Even if it was not always laid down explicitly, in both the cases the thresholds of premium sales were meant as premium sales in the national market. As such a criterion was dealing with the sales thresholds of single companies, it was likely to limit participation in numerous public tenders unjustifiably as well to hamper access to the market. Also, the request for centres for the payment of damages in the territory wherein the service should be provided was a distortion of the market and an unjustified obstacle to the access of competitors to the tenders. However, the Authority found that such a requirement was often imposed by awarding authorities.
c) Lack of information about the course of the insurance relationship.
The Authority ascertained the presence of conditions of information asymmetries. Public authorities in fact often did not possess relevant information about the course of their insurance relationships, or their information were insufficient to establish correct contractual relationships, whereas the insurance companies holding the expiring contracts had such information, which were necessary in order to carry out the activity, especially to estimate risks prior to the arrangement of the insurance proposal.
As such, the company possessing the information above was given an advantage over the other competitors which were uninformed or had limited access to it. It is therefore evident that the availability of complete and exhaustive information in order to arrange calls for tenders, and their accessibility to all bidders at non-discriminatory conditions is necessary, but not always sufficient, to success of the awarding procedures.
d) Improper diffusion of co-insurance.
The Authority found that an appreciable number of contracts between public authorities and insurance companies was signed in co-insurance regime, conducted both prior and subsequently to the awarding procedure. As co-insurance being so widespread, it can prevent from establishing correct competitive relationships during the tender.

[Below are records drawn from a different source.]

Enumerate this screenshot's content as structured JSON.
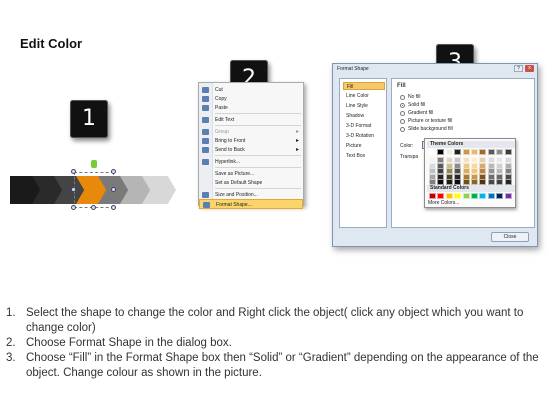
{
  "title": "Edit Color",
  "step_badges": [
    "1",
    "2",
    "3"
  ],
  "chevrons": [
    "#1a1a1a",
    "#2a2a2a",
    "#444444",
    "#e8890b",
    "#7a7a7a",
    "#b5b5b5",
    "#d8d8d8",
    "#ececec"
  ],
  "context_menu": {
    "items": [
      {
        "label": "Cut",
        "icon": "scissors-icon",
        "disabled": false,
        "submenu": false
      },
      {
        "label": "Copy",
        "icon": "copy-icon",
        "disabled": false,
        "submenu": false
      },
      {
        "label": "Paste",
        "icon": "paste-icon",
        "disabled": false,
        "submenu": false
      },
      {
        "label": "Edit Text",
        "icon": "edit-text-icon",
        "disabled": false,
        "submenu": false
      },
      {
        "label": "Group",
        "icon": "group-icon",
        "disabled": true,
        "submenu": true
      },
      {
        "label": "Bring to Front",
        "icon": "bring-front-icon",
        "disabled": false,
        "submenu": true
      },
      {
        "label": "Send to Back",
        "icon": "send-back-icon",
        "disabled": false,
        "submenu": true
      },
      {
        "label": "Hyperlink...",
        "icon": "hyperlink-icon",
        "disabled": false,
        "submenu": false
      },
      {
        "label": "Save as Picture...",
        "icon": "",
        "disabled": false,
        "submenu": false
      },
      {
        "label": "Set as Default Shape",
        "icon": "",
        "disabled": false,
        "submenu": false
      },
      {
        "label": "Size and Position...",
        "icon": "size-icon",
        "disabled": false,
        "submenu": false
      },
      {
        "label": "Format Shape...",
        "icon": "format-shape-icon",
        "disabled": false,
        "submenu": false,
        "highlighted": true
      }
    ]
  },
  "dialog": {
    "title": "Format Shape",
    "help": "?",
    "close_x": "x",
    "nav": [
      "Fill",
      "Line Color",
      "Line Style",
      "Shadow",
      "3-D Format",
      "3-D Rotation",
      "Picture",
      "Text Box"
    ],
    "panel_title": "Fill",
    "options": [
      "No fill",
      "Solid fill",
      "Gradient fill",
      "Picture or texture fill",
      "Slide background fill"
    ],
    "selected_option": "Solid fill",
    "color_label": "Color:",
    "transparency_label": "Transpa",
    "close_button": "Close"
  },
  "palette": {
    "theme_header": "Theme Colors",
    "standard_header": "Standard Colors",
    "more": "More Colors...",
    "theme_top": [
      "#ffffff",
      "#000000",
      "#eeece1",
      "#1f1f1f",
      "#c99a46",
      "#e8b86b",
      "#9c6b2e",
      "#5a5a5a",
      "#8c8c8c",
      "#3b3b3b"
    ],
    "theme_shades": [
      [
        "#f2f2f2",
        "#7f7f7f",
        "#ddd9c3",
        "#c6c6c6",
        "#f2e2c2",
        "#faecd3",
        "#e6cfae",
        "#dcdcdc",
        "#e8e8e8",
        "#d8d8d8"
      ],
      [
        "#d9d9d9",
        "#595959",
        "#c4bd97",
        "#8c8c8c",
        "#e8c98c",
        "#f5d9a8",
        "#d2ab74",
        "#b8b8b8",
        "#d0d0d0",
        "#b0b0b0"
      ],
      [
        "#bfbfbf",
        "#3f3f3f",
        "#938953",
        "#4d4d4d",
        "#d7ad59",
        "#efc67c",
        "#b8843e",
        "#939393",
        "#b8b8b8",
        "#7f7f7f"
      ],
      [
        "#a6a6a6",
        "#262626",
        "#494429",
        "#262626",
        "#a87a2a",
        "#c99a46",
        "#7a531f",
        "#6e6e6e",
        "#6a6a6a",
        "#4a4a4a"
      ],
      [
        "#7f7f7f",
        "#0c0c0c",
        "#1d1b10",
        "#0d0d0d",
        "#6f4f18",
        "#8a6628",
        "#4a3212",
        "#494949",
        "#404040",
        "#262626"
      ]
    ],
    "standard": [
      "#c00000",
      "#ff0000",
      "#ffc000",
      "#ffff00",
      "#92d050",
      "#00b050",
      "#00b0f0",
      "#0070c0",
      "#002060",
      "#7030a0"
    ]
  },
  "steps": [
    {
      "num": "1.",
      "text": "Select the shape to change the color and Right click the object( click any object which you want to change color)"
    },
    {
      "num": "2.",
      "text": "Choose Format Shape in the dialog box."
    },
    {
      "num": "3.",
      "text": "Choose “Fill” in the Format Shape box then “Solid” or “Gradient” depending on the appearance of the object. Change colour as shown in the picture."
    }
  ]
}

In particular, if the stipulation of co-insurance agreements subsequent to the award seems to be critical to the legitimacy of the awarding procedure, the recourse to co-insurance pool of companies prior to the award of contracts needs to be carefully examined, given that it could be likely to distort competition, whether the agreement would involve the main operators.
Contracting authorities should be attentive - when defining their insurance needs and arranging calls for tenders and specific conditions, in order to verify whether co-insurance would be needed to cover the risk subject of the awarding procedure. Further, contracting authorities should provide in their calls for tenders that the stipulation of co-insurance agreements would not lead to unjustified agreements between the major companies.
e) Recourse to pre-emption clauses to certain parties' advantage.
Lastly, the Authority noted that calls for tenders provided considerably pre-emption clauses vesting the companies controlled by INA-Assitalia with the right of awarding insurance contracts even if and when their tenders would not win. Such clauses were grounded on multi-year loan contracts signed between public authorities and INA. The Authority deemed that these terms can no longer permit discriminatory conditions between competitors, given that public interests - as the equality of chances for bidders and the effective competition among companies - must prevail.